Роберт протянул ей руку, помогая подняться. Кристина с благодарностью приняла ее, заметив, как Дэниэл напряженно посмотрел на ее хрупкую ладонь в большой руке Роба Хьюстона. Качнувшись, она схватилась за свитер Роберта, и он мягко обнял ее, помогая сохранить равновесие. Так бережно к ней прикасался только Вуд, но он давно знал и любил ее. Кристина взглянула в невыразительное, но приятное лицо американца. Тот ободряюще подмигнул девушке.
– Все пучком, – шепнул он, заставив ее улыбнуться. Скрипя зубами от бессильной злобы, Мэдисон отошла в сторону, пропуская своего мужа и богатую наследницу.
– Отвези меня домой, Дэниэл, – обратилась Мэд к племяннику, когда дверь за парочкой закрылась.
– Даже не подумаю, – грубо ответил Норман. – Я даже не уверен, что собираюсь продолжать наше общение в будущем.
– Дэниэл, – начала возражать тетя. Норман протестующее поднял руку.

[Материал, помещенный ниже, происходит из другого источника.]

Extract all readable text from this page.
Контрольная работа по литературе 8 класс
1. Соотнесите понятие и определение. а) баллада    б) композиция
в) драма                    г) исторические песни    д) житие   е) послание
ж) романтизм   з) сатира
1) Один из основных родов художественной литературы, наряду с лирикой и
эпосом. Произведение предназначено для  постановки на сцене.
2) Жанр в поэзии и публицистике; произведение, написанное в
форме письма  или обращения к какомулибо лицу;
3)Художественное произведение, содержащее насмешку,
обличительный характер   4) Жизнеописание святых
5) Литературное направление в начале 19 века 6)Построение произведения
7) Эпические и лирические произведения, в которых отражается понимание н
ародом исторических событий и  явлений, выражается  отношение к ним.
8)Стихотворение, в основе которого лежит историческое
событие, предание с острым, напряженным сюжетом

– Все. Я слушал достаточно. Просто не попадайся мне на глаза.
– Не поступай так со мной. Ты – единственный, кто мне по-настоящему дорог.
– Конечно, – равнодушно кивнул Дэниэл. – Пока тебе это выгодно. Ты просчиталась, Мэдди. Можешь теперь обхаживать Кристину.
– Да, я ни на шаг к этой су....
– Придержи язык, пока я его не отрезал, – с угрожающим спокойствием оборвал ее Дэниэл и повернулся к Вадиму, устало наблюдающему за ними.
– Пойдем-ка, выпьем, Вадик, – беспечно улыбнулся он.
– Разве есть, что праздновать?
– А ты сомневаешься? – усмехнулся Дэниэл.